José Bergamín insistió siempre en que no era lo mismo soledad que aislamiento. El aislamiento te sobresalta -como el ruido de una caída o una ventosidad- cuando avanzas entre los escombros de insultos en twitter; la soledad victoriosa -una honda comunión con lo que te rodea- la encuentras leyendo, por ejemplo, a José Bergamín. Este aislamiento que nos han impuesto -y que la autoridad discutiblemente competente parece que quiere alargar todo un mes más, salvo que se trate de un bulo puesto en marcha por Gobierno contra el Gobierno- no promueve precisamente la soledad. La soledad es un ejercicio porfiado, difícil, complejo. La soledad cuesta trabajo y disciplina. La soledad no se improvisa. Al poder - incluso al poder dizque democrático y pluralista- le pone cachondo que estemos aislados, pero todo poder -y eso llega a su máximo grado en los Estados totalitarios- desconfía profundamente de la soledad: un espacio que no controla del todo es un espacio potencialmente subversivo.

Por supuesto que existen razones para la zozobra o la preocupación, pero la menor no es esa viscosa sopa de mentiras y falsedades donde flotan como tropezones -y tropezando- los partidos del gobierno y los de la oposición, enzarzados en mutuas e incesantes denuncias de manipulación. Se preparan y surten mentiras para el público de derechas y para el público de izquierdas.

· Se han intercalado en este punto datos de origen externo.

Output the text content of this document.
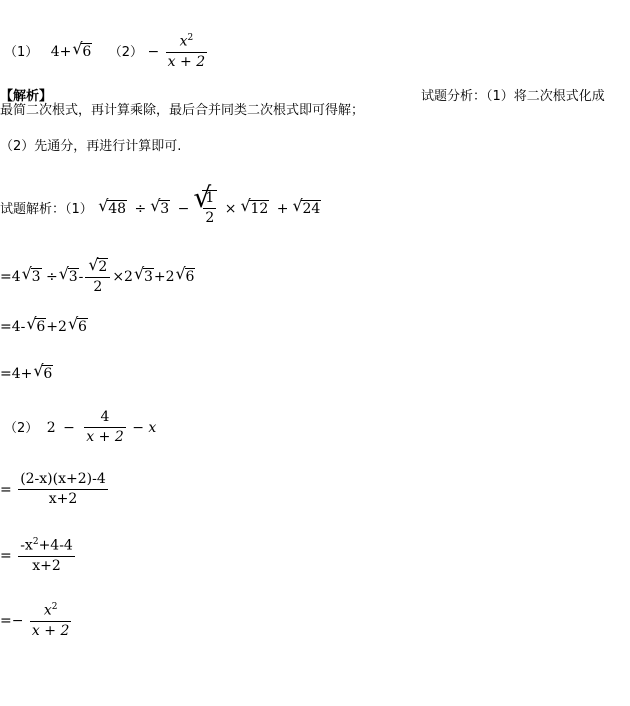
（1） 4+√ 6 $(2) - \frac{x^2}{x + 2}$
【解析】	试题分析：（1）将二次根式化成
最简二次根式，再计算乘除，最后合并同类二次根式即可得解；
（2）先通分，再进行计算即可.
试题解析：（1） √ 48 ÷√ 3 −
√ $\frac{1}{2}$ ×√ 12 +√ 24
=4√ 3 ÷√ 3-
√ $\frac{2}{2} \times 2√$ 3+2√ 6
=4-√ 6+2√ 6
=4+√ 6
（2） $2 - \frac{4}{x + 2} - x$
= $\frac{(2-x)(x+2)-4}{x+2}$
= $\frac{-x^2+4-4}{x+2}$
=− $\frac{x^2}{x + 2}$
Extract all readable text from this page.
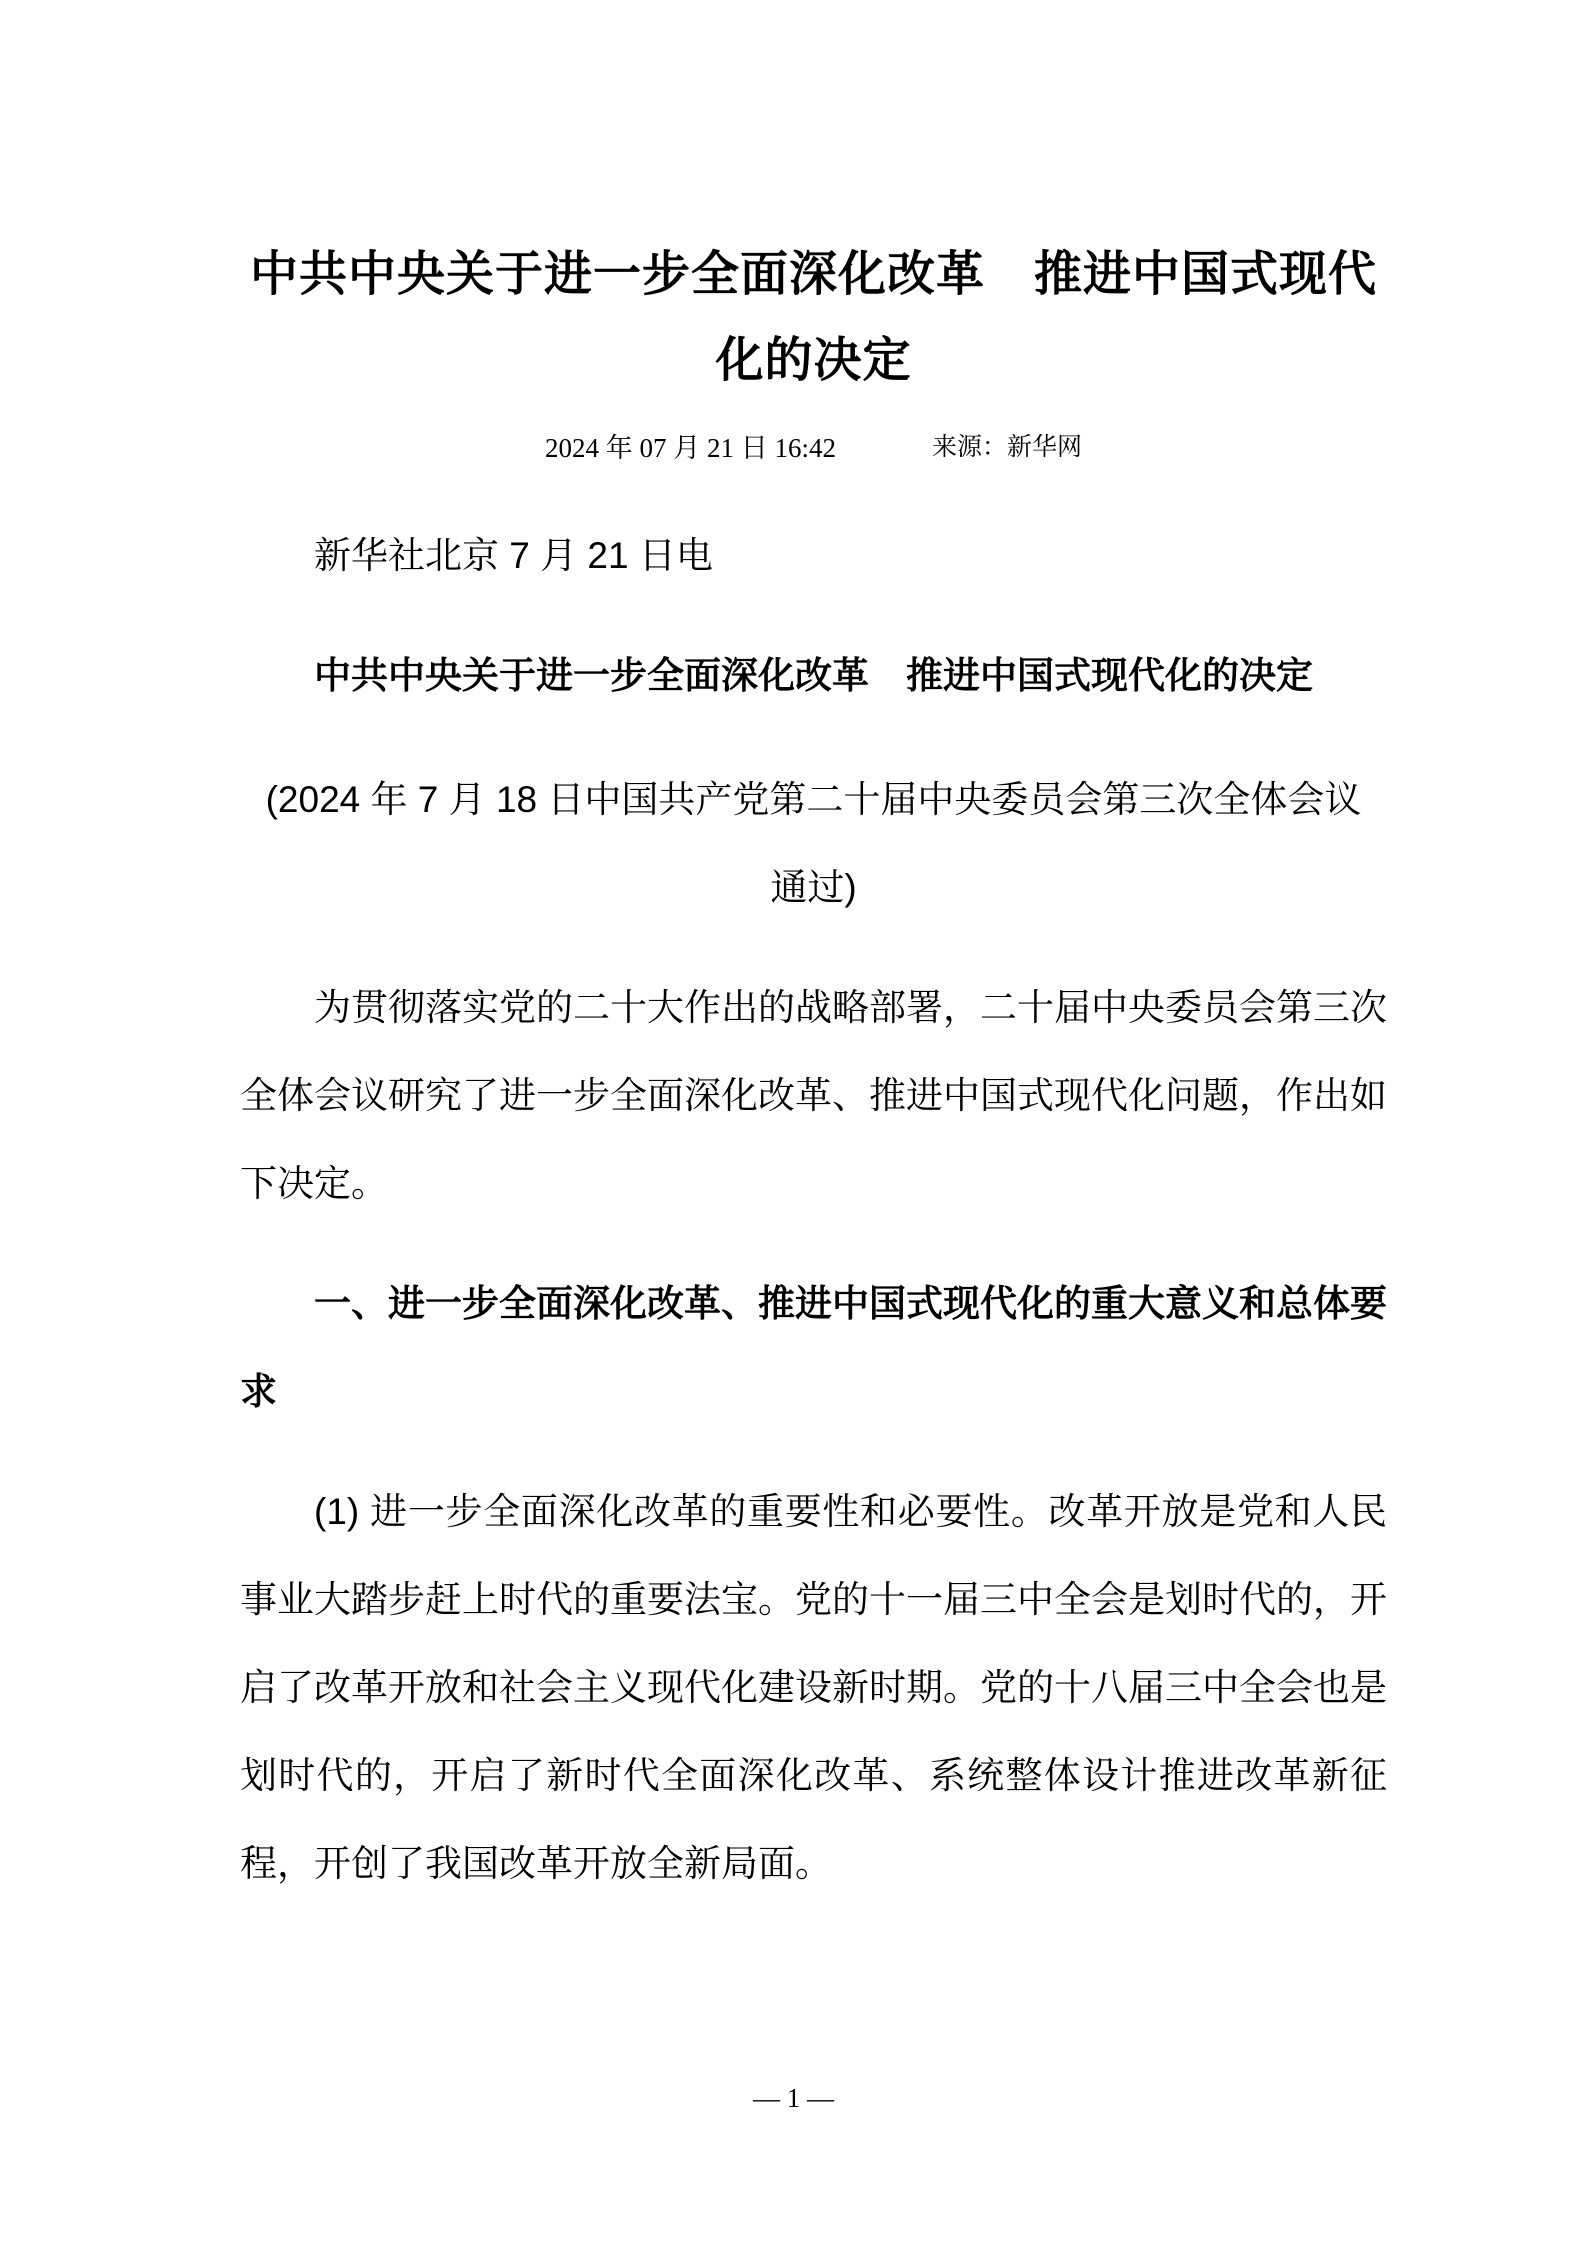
中共中央关于进一步全面深化改革　推进中国式现代化的决定
2024 年 07 月 21 日 16:42	来源：新华网
新华社北京 7 月 21 日电
中共中央关于进一步全面深化改革　推进中国式现代化的决定
(2024 年 7 月 18 日中国共产党第二十届中央委员会第三次全体会议通过)
为贯彻落实党的二十大作出的战略部署，二十届中央委员会第三次全体会议研究了进一步全面深化改革、推进中国式现代化问题，作出如下决定。
一、进一步全面深化改革、推进中国式现代化的重大意义和总体要求
(1) 进一步全面深化改革的重要性和必要性。改革开放是党和人民事业大踏步赶上时代的重要法宝。党的十一届三中全会是划时代的，开启了改革开放和社会主义现代化建设新时期。党的十八届三中全会也是划时代的，开启了新时代全面深化改革、系统整体设计推进改革新征程，开创了我国改革开放全新局面。
— 1 —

Desde el golpe de Estado que están urdiendo Pedro Sánchez y Pablo Iglesias, hermanos en Marx y en Bolívar, para apropiarse del ahorro de los españoles hasta una estratagema de la ultraderecha que cuenta como millones y millones de cuentas en las redes sociales, ellos, los fachas, que son los verdaderos culpables de lo que está ocurriendo y etcétera. La mentira les hará libres: libres para apoyar al Gobierno o libres para exigir su dimisión para anteayer.

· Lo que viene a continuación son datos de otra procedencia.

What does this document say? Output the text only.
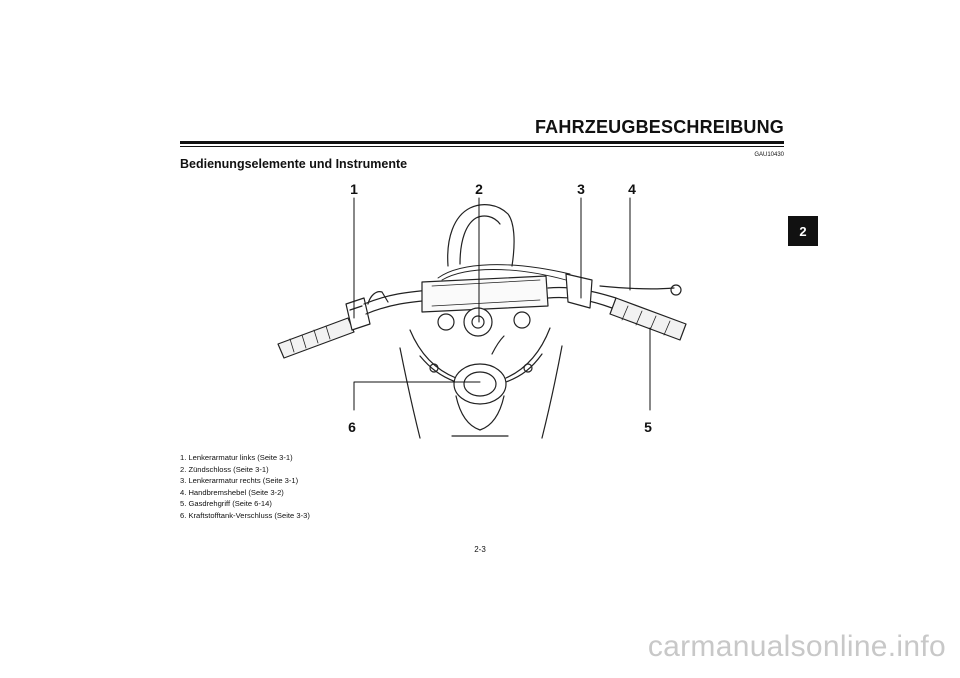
FAHRZEUGBESCHREIBUNG
2
GAU10430
Bedienungselemente und Instrumente
1	2	3	4
5
6
1. Lenkerarmatur links (Seite 3-1)
2. Zündschloss (Seite 3-1)
3. Lenkerarmatur rechts (Seite 3-1)
4. Handbremshebel (Seite 3-2)
5. Gasdrehgriff (Seite 6-14)
6. Kraftstofftank-Verschluss (Seite 3-3)
2-3
carmanualsonline.info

El resultado final se parece a un cuadro del Bosco. La élite política española está volcada en un casi sistemático proceso de destrucción de significados, en una carnicería semiótica que consume horas y esfuerzos de profesionales y tropa, y ya ni siquiera lo fundamental es defender tu relato, sino impugnar y destruir el del adversario. Esta furia deslegitimadora recuerda lo que escribió Hannah Arendt hace mucho tiempo: "el resultado de una constante y total sustitución de la verdad de facto por las mentiras no es que las mentiras sean aceptadas en adelante como verdad, ni que la verdad se difame como mentira, sino más bien que el sentido por el que nos orientamos en el mundo real -y la categoría de la verdad versus la falsedad está entre los medios mentales para alcanzar este fin- queda destruido". Si los hechos pasan a ser irrelevantes el análisis es imposible y las opiniones insustanciales es muy cuestionable que la actividad política que quede pueda llamarse democracia. Y es lo que está ocurriendo mientras mueren miles de ciudadanos y cientos de miles pierden su empleo o ven reducidos drásticamente sus ingresos. Mientras los trabajadores autónomos son barridos y cierran empresas en una debacle aterradora.

Por supuesto que la gente continúa aplaudiendo a las siete de la tarde. Cada vez son más conscientes que -sin olvidar el agradecimiento al personal sanitario- se aplauden ante todo a sí mismos. Desconfiamos como todo encarcelado, privados de la compañía y de la soledad, bajo un chaparrón diario de promesas y esperanzas cada vez más postizas, más cansadas, más inverosímiles.